Not only does Gilgamesh exist in a number of different versions, each version is in turn made up of many different fragments. There is no single manuscript that carries the entire story from beginning to end. Rather, Gilgamesh has to be recreated from hundreds of clay tablets that have become fragmentary over millennia. The story comes to us as a tapestry of shards, pieced together by philologists to create a roughly coherent narrative (about four-fifths of the text have been recovered). The fragmentary state of the epic also means that it is constantly being updated, as archaeological excavations – or, all too often, illegal lootings – bring new tablets to light, making us reconsider our understanding of the text. Despite being more than 4,000 years old, the text remains in flux, changing and expanding with each new finding.[...]
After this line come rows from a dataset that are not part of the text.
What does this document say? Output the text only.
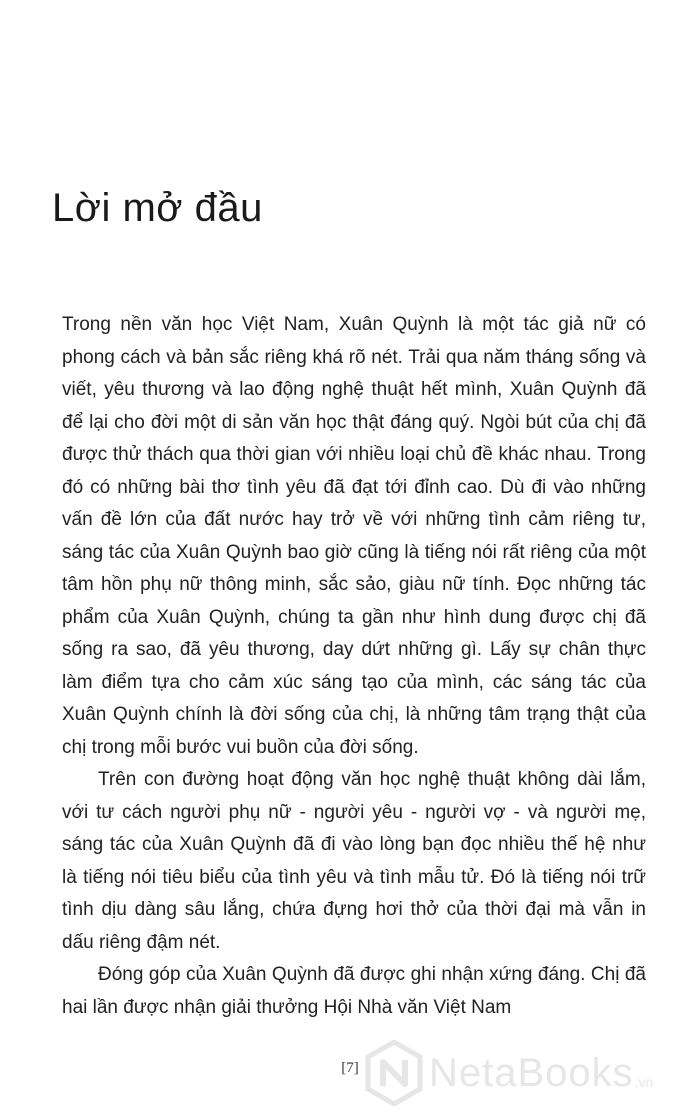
Lời mở đầu

Trong nền văn học Việt Nam, Xuân Quỳnh là một tác giả nữ có phong cách và bản sắc riêng khá rõ nét. Trải qua năm tháng sống và viết, yêu thương và lao động nghệ thuật hết mình, Xuân Quỳnh đã để lại cho đời một di sản văn học thật đáng quý. Ngòi bút của chị đã được thử thách qua thời gian với nhiều loại chủ đề khác nhau. Trong đó có những bài thơ tình yêu đã đạt tới đỉnh cao. Dù đi vào những vấn đề lớn của đất nước hay trở về với những tình cảm riêng tư, sáng tác của Xuân Quỳnh bao giờ cũng là tiếng nói rất riêng của một tâm hồn phụ nữ thông minh, sắc sảo, giàu nữ tính. Đọc những tác phẩm của Xuân Quỳnh, chúng ta gần như hình dung được chị đã sống ra sao, đã yêu thương, day dứt những gì. Lấy sự chân thực làm điểm tựa cho cảm xúc sáng tạo của mình, các sáng tác của Xuân Quỳnh chính là đời sống của chị, là những tâm trạng thật của chị trong mỗi bước vui buồn của đời sống.

Trên con đường hoạt động văn học nghệ thuật không dài lắm, với tư cách người phụ nữ - người yêu - người vợ - và người mẹ, sáng tác của Xuân Quỳnh đã đi vào lòng bạn đọc nhiều thế hệ như là tiếng nói tiêu biểu của tình yêu và tình mẫu tử. Đó là tiếng nói trữ tình dịu dàng sâu lắng, chứa đựng hơi thở của thời đại mà vẫn in dấu riêng đậm nét.

Đóng góp của Xuân Quỳnh đã được ghi nhận xứng đáng. Chị đã hai lần được nhận giải thưởng Hội Nhà văn Việt Nam

[7]	NetaBooks .vn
What does this tell us? We learn two main things. First, that humanity for the Babylonians was defined through society. To be human was a distinctly social affair. And not just any kind of society: it was the social life of cities that made you a ‘true man’. Babylonian culture was, at heart, an urban culture. Cities such as Uruk, Babylon or Ur were the building blocks of civilisation, and the world outside the city walls was seen as a dangerous and uncultured wasteland.
Second, we learn that humanity is a sliding scale. After a week of sex, Enkidu has not become fully human. There is an intermediary stage, where he speaks like a human but thinks like an animal. Even after the second week, he still has to learn how to eat bread, drink beer and put on clothes. In short, becoming human is a step-by-step process, not an either/or binary.